En cas de quadrangulaire au second tour, les votes s'annonceraient très serrés entre le candidat RN Franck Allisio (37%) et le maire sortant Benoît Payan (36%), tandis que Sébastien Delogu (13%) suivrait également de près Martine Vassal (15%). Une triangulaire au second tour pourrait toutefois donner l'avantage au maire sortant, qui récolterait ainsi 47% des votes, contre 38% pour son adversaire RN.
À Bordeaux, le maire écologiste sortant, Pierre Hurmic, devra se mesurer au député macroniste et ancien ministre délégué des Comptes publics, Thomas Cazenave. Un sondage Ifop-Fiducial pour LCI, Sud-Ouest et Sud Radio donne toutefois la majorité municipale, soutenue par les Ecologistes, le Parti communiste, le PS et Génération.s, en tête avec 33% des votes, devant la liste de Thomas Cazenave (25%) soutenu par le camp présidentiel et les LR.
Deux autres candidats pourraient se démarquer lors du premier tour : la liste de l'économiste Philippe Dessertine (sans étiquette) qui recueillerait 15%, et celle du candidat insoumis Nordine Raymond (12%).
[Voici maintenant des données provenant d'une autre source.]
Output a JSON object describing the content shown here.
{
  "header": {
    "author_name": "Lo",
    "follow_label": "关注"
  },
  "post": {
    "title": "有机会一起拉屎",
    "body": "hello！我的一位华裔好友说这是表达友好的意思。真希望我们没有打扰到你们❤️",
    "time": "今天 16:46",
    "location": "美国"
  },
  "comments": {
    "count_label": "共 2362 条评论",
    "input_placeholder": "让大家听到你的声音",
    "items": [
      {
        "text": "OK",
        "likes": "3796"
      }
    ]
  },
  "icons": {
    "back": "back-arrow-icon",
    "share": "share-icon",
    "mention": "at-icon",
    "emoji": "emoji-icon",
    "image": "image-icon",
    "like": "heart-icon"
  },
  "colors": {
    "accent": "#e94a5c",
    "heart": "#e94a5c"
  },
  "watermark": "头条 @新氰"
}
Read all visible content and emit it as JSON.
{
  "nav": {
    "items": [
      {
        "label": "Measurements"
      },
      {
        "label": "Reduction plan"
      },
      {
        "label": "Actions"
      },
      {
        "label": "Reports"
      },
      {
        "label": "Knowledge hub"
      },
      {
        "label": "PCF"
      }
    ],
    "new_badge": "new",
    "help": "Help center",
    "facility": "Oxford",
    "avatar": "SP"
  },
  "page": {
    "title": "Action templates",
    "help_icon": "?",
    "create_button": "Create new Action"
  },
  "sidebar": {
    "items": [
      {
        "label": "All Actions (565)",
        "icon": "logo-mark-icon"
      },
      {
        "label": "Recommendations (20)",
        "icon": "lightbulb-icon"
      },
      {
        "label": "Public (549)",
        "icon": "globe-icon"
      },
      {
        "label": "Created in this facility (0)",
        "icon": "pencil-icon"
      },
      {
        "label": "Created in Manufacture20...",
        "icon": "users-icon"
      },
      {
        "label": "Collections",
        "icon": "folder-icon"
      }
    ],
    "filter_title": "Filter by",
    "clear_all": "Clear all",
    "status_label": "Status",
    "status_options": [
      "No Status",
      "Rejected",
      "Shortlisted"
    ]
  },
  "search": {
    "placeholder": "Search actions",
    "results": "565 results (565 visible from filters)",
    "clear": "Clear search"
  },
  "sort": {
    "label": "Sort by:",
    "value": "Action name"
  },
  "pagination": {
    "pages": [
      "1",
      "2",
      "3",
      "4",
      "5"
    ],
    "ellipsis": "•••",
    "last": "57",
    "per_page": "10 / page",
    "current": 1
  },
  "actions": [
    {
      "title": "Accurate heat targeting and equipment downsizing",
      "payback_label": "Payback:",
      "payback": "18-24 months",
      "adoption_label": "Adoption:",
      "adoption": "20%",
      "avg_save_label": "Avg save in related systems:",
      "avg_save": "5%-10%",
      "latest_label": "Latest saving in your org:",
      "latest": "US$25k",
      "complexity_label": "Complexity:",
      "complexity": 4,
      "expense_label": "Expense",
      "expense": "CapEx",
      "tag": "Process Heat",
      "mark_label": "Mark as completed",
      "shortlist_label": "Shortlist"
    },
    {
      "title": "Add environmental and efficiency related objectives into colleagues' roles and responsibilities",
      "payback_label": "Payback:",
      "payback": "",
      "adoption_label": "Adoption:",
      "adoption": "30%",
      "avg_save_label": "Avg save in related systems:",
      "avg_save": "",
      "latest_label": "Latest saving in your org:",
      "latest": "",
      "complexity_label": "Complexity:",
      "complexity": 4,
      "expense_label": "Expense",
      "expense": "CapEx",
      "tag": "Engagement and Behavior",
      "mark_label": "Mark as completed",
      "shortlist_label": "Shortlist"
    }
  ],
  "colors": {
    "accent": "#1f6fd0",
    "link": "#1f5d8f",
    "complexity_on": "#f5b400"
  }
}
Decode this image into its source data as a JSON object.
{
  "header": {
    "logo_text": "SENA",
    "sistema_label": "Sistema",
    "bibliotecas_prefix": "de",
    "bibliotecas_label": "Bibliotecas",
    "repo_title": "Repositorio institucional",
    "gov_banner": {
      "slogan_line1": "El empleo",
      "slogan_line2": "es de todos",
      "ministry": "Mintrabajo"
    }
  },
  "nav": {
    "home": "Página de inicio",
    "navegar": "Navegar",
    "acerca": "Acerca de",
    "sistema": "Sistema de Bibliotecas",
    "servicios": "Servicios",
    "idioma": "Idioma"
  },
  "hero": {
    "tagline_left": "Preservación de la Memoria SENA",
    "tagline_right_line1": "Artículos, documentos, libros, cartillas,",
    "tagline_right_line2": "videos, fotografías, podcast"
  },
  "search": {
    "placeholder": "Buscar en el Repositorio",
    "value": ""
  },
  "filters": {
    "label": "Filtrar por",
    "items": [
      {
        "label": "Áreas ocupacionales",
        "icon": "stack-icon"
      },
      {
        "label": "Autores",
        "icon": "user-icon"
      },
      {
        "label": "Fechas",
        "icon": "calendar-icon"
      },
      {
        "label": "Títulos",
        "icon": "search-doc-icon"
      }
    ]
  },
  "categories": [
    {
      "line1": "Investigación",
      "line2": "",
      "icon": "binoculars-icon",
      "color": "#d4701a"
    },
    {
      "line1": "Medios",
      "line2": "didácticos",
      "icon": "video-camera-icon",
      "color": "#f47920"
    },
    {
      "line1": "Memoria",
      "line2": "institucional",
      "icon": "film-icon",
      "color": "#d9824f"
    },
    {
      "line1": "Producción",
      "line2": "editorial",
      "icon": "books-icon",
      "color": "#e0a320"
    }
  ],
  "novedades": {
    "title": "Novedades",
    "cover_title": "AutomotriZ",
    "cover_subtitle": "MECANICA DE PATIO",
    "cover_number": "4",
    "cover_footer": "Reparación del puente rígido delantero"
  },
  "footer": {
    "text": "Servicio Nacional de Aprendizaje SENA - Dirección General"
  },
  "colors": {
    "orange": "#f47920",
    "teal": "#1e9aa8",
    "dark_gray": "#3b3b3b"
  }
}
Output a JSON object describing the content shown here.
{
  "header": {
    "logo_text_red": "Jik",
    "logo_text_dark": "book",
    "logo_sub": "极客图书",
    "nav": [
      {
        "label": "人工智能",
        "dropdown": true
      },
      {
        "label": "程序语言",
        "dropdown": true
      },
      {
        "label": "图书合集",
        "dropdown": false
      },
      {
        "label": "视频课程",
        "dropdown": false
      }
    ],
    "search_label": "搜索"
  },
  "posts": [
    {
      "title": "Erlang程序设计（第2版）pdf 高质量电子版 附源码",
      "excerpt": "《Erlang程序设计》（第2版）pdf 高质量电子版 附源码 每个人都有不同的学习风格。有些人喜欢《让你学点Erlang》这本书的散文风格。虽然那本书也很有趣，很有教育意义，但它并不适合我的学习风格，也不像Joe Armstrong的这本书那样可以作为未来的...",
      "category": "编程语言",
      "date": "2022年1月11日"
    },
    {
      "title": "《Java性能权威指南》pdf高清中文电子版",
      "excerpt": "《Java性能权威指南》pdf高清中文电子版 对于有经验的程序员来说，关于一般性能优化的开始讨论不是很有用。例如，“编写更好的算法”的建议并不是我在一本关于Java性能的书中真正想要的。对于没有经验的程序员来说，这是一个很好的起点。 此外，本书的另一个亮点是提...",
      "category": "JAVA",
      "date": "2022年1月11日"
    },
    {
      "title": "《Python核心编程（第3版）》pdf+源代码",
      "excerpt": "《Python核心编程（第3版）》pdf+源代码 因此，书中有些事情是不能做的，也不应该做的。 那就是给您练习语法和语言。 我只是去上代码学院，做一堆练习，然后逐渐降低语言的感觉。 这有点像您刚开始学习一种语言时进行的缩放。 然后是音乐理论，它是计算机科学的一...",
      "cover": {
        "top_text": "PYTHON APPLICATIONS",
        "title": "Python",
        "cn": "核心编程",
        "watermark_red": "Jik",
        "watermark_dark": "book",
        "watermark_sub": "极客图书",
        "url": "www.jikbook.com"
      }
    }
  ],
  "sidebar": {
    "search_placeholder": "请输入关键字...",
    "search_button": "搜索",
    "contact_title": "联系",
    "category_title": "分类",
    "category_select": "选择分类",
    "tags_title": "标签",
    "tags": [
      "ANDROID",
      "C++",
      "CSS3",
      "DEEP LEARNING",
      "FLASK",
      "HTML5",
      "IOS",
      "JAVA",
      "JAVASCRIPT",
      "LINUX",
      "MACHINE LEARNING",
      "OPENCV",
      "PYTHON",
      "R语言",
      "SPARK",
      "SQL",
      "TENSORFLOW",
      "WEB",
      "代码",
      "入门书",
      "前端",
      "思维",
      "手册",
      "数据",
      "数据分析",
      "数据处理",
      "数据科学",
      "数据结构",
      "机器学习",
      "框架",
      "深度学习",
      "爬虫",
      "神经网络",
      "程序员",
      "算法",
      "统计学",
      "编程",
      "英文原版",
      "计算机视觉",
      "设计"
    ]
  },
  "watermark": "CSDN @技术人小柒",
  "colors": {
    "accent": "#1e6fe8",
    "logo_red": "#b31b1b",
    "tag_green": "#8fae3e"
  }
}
L'ancien candidat à l'élection présidentielle, Philippe Poutou, portera quant à lui la liste du NPA, mais n'atteint pour le moment que 5% des intentions de vote, tandis que la candidate RN Julie Rechagneux se situe juste devant, avec 7%.
Des chiffres à prendre avec des pincettes, puisque 27% des électeurs disent se laisser encore le temps de changer d'avis.
À Lille, l'ancienne maire Martine Aubry a préparé au mieux sa transition en intronisant son successeur : Arnaud Deslandes, son ancien premier adjoint, aujourd'hui maire depuis la démission de Martine Aubry en mars 2025. Soutenu par le PCF, il fera face aux municipales à d'autres candidats de gauche : le candidat soutenu par les Ecologistes et Génération.s, Stéphane Baly, et à la candidate LFI Lahouaria Addouche.
Le camp Renaissance sera représenté par la députée Violette Spillebout, tandis que Louis Delemer sera le candidat des Républicains et Matthieu Valet celui du Rassemblement national.
Si peu de sondages ont été réalisés concernant les intentions de vote à Lille, un sondage Ifop pour le Parti socialiste réalisé en septembre 2025 donne Arnaud Deslandes en tête avec 39%, suivi de Violette Spillebout (30%) et de Stéphane Baly (23%).